II remains to be seen how long baseless concerns about vote counts will continue to undermine the election process.
ByRonald J. Hansen and Yvonne Wingett Sanchez | Arizona Republic
Reporters from international news outlets flew in to Phoenix to watch from a makeshift press box as volunteers unpacked, inspected and repacked boxes of Maricopa County’s ballots inside Veterans Memorial Coliseum.
They weren’t the only outsiders transfixed by the recount of 2.1 million ballots ordered by Republicans in the Arizona Senate.
GOP lawmakers from at least 18 states trekked to the desert during triple-digit heat to study the process, pose for pictures, battle members of the mainstream press and help push former President Donald Trump’s baseless concern for a stolen election.
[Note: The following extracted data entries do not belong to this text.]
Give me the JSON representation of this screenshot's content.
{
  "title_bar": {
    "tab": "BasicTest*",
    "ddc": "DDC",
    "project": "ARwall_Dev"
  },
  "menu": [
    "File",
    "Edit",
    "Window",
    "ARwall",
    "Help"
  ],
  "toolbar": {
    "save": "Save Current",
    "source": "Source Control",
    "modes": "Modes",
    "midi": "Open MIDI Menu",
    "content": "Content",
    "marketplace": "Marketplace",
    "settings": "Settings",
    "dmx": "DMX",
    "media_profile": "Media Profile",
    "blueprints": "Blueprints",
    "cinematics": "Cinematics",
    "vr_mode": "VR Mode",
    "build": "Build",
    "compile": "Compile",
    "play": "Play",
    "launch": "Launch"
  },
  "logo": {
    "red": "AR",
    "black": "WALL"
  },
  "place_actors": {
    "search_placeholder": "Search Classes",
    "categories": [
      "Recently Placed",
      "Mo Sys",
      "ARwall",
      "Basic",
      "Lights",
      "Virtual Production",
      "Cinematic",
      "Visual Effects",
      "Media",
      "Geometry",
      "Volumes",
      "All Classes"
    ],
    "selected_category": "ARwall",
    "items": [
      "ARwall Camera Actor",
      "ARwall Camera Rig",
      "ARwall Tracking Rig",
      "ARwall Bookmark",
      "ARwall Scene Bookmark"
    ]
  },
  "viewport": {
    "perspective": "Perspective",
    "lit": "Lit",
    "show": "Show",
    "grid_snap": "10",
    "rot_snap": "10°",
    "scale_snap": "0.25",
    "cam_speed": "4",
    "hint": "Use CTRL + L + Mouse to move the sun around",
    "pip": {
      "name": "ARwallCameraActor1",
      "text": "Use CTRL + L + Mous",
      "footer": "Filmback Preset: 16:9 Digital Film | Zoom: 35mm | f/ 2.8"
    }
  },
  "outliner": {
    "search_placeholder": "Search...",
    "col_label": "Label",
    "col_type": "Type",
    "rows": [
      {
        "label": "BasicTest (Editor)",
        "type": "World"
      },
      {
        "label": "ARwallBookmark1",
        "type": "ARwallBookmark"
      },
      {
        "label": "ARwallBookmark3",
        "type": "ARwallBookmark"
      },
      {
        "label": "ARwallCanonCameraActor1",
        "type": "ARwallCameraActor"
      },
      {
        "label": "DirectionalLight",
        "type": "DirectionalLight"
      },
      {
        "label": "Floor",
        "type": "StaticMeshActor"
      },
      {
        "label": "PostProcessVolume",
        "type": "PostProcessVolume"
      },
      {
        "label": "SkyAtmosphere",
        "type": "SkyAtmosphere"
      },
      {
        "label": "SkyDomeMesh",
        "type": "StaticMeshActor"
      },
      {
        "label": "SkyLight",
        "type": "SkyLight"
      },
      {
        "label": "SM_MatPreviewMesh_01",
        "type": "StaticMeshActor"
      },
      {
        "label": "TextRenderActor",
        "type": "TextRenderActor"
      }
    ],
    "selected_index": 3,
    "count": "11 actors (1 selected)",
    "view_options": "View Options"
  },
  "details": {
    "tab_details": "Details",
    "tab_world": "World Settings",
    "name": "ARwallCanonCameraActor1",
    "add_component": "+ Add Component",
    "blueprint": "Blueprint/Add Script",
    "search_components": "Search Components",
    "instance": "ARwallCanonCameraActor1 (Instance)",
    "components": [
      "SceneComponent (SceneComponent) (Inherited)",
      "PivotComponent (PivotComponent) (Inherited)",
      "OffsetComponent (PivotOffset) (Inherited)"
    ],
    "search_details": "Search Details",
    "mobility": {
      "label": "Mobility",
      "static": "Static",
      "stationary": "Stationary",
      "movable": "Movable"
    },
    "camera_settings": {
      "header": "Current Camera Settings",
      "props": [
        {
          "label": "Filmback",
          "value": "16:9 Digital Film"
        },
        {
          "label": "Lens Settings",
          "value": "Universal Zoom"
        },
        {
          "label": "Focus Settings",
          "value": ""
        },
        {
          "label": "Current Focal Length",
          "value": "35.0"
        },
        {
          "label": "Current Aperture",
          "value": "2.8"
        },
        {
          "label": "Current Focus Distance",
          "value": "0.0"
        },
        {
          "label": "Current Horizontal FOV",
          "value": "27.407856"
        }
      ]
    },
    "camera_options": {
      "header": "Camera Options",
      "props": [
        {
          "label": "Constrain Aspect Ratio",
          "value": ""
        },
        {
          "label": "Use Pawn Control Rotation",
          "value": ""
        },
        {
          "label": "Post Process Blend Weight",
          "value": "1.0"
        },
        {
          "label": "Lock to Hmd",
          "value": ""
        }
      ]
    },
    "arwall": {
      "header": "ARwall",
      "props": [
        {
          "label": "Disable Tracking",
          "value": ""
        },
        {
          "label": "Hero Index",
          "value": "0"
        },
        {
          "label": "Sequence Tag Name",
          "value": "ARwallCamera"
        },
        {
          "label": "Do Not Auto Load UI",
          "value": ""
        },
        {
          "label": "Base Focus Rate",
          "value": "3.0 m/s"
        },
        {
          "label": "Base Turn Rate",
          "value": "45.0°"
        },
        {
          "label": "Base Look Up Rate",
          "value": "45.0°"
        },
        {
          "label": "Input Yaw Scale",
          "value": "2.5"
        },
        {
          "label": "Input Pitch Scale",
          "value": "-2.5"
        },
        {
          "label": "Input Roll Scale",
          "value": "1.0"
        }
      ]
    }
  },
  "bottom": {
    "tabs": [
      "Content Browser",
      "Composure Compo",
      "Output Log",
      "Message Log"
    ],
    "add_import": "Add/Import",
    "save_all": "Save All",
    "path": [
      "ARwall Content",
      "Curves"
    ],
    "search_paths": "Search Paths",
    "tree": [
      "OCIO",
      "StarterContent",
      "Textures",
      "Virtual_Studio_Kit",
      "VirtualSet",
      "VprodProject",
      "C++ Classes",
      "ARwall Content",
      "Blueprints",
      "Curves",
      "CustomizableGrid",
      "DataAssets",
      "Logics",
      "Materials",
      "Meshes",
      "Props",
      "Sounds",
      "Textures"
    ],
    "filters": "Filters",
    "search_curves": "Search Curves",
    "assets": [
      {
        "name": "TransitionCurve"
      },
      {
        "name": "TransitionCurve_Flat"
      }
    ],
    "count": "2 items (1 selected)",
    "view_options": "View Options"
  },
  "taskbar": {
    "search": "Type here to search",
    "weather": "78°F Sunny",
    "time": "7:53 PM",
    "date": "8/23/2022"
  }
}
“I like this approach in Arizona because it is scientific,” said Pennsylvania state Sen. Doug Mastriano, a Republican, after he visited the coliseum in June.
Arizona’s unprecedented undertaking was a curiosity to many, but notably less so to one group: Arizona’s state senators.
The election review, started almost singlehandedly by Senate President Karen Fann at the behest of Trump, his allies and some members of her own caucus, was barely discussed at private GOP Senate meetings during the 2021 legislative session.
Even as the review drew elected officials from around the country, briefings for GOP senators focused on legislation and other matters.
One GOP senator who supported a ballot review and a legislative hearing after the 2020 election said Fann wasn’t “having any caucus meetings or anything about it. It’s just kind of out there.”
Ken Bennett, whose job as liaison was to update the Senate, said Fann, R-Prescott, rarely asked him for briefings, and almost no one else ever did.
“Had she invited me to a caucus meeting and explain things, I would have,” he said. “But that never happened.”
In a four-month investigation, The Arizona Republic dug into the election review by examining text messages, emails, public records and court records, many made public after the news outlet sued the state for access.